Como pudemos verificar, as iniciativas de uso do álcool combustível, de aproveitamento do bagaço da cana e de uso do biodiesel colaboram com a redução de emissões de Gases de Efeito Estufa (GEE) e geram créditos de carbono. O potencial do mercado do carbono é crescente. Em 2003, a compra de créditos alcançou US$ 330 milhões, subindo para US$ 670 milhões no ano passado. Até 2007, o Banco Mundial estima que as movimentações anuais devem atingir US$ 10 bilhões, sendo que o Brasil, como grande player deste mercado, deve ficar com 10% do filão. Por ordem de importância, Europa, Japão e Canadá serão os principais parceiros do Brasil neste negócio.

No entanto, é importante claro que os projetos devem ser auto-sustentáveis e agregar valor em termos de meio ambiente e responsabilidade social, ou seja, devem assegurar um elevado padrão de consistência no atendimento de seus propósitos de redução de emissões, de melhoria ambiental e de contribuição ao desenvolvimento de modo geral. Além disso, há uma falta ou inexistência de dados confiáveis a respeito do Mercado de Carbono em formação. Esse problema é mais freqüente com os preços da tonelada de CO2e. Segundo fontes secundárias, os certificados hoje, estão sendo negociados na faixa de US$ 2 a US$ 10. Fala-se de um intervalo de US$ 10 a US$ 20 no curto prazo e até de US$ 50 – US$ 100 no médio prazo.

Apesar de existência de informações inconsistentes e preliminares, o que se deve ter em mente é que os preços estão evoluindo de acordo com a definição das regras e critérios dos projetos elegíveis ao MDL e, de forma mais geral, de acordo com a formação do Ambiente Institucional. Hoje, os projetos devem oferecer benefícios de longo prazo, reais e mensuráveis, para os propósitos de redução de emissões também promover um redução de GEE adicional, ou seja, uma redução que não seria obtida no caso da inexistência do projeto.

Dentro deste contexto, falta analisar o ultimo problema que é a existência de custos de transação ao longo do processo de aprovação de projetos. Estes custos envolvem pesquisa e obtenção de informações, custos de negociação de contratos e tomada de decisão, custos de monitoramento e supervisão, etc. Apenas em burocracia (consultoria, auditoria, taxas governamentais) um projeto de MDL tem um custo estimado em US$ 30 mil. Para se ter uma idéia dos passos necessários para um projeto elegível ser aprovado, podemos enumerar:

  1. Contratação de uma consultoria técnica especializada.
  2. Elaboração do projeto conjuntamente com a consultoria, com a definição da quantidade de emissões reduzidas a serem transacionadas.
  3. Aprovação pela Autoridade Nacional (Comissão Interministerial de Mudanças Climáticas) e validação por uma entidade certificadora.
  4. Registro no Comitê Executivo do MDL (órgão executivo da ONU).
  5. Monitoramento da redução de emissões pela empresa interessada.
  6. Verificação e Certificação pela entidade certificadora.
  7. Emissão dos CERs pelo Comitê Executivo do MDL.

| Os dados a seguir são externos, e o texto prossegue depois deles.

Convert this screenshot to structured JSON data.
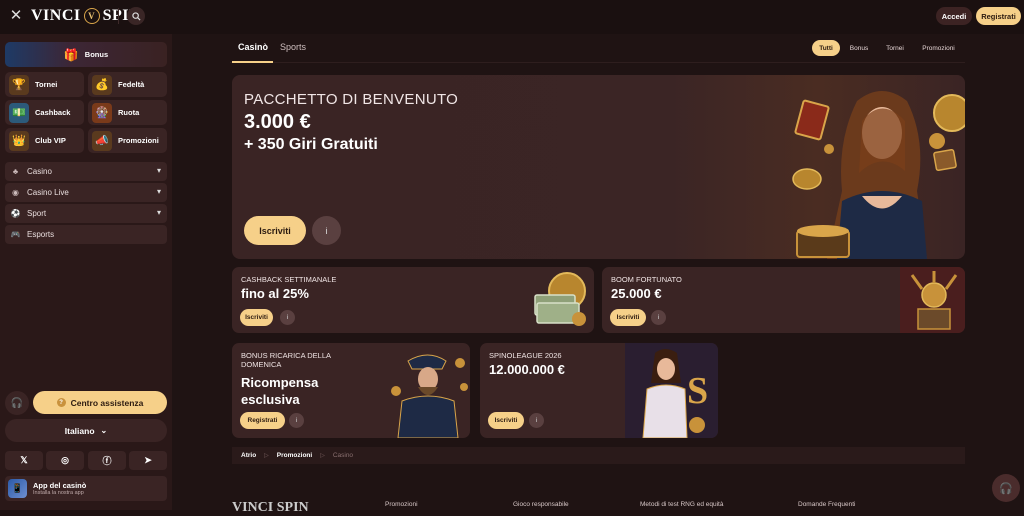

Para finalizar, é importante ter em mente que a AIE enxerga que, muito embora o Brasil e outros países asiáticos e africanos terão vantagens de custo na produção dos biocombustíveis pelos próximos 100 anos, o outro lado da história é que nada assegura que a cana-de-açúcar e os demais óleos vegetais sejam a melhor opção no rastro de inovações tecnológicas que vão surgir para produzir o biocombustível talvez o uso do álcool de cana e do biodiesel, por meio dos "blends" etanol/ gasolina ou biodiesel/ diesel de petróleo e dos carros flexíveis/ híbridos, sejam apenas uma onda no desenvolvimento tecnológico da energia renovável a caminho da economia do hidrogênio.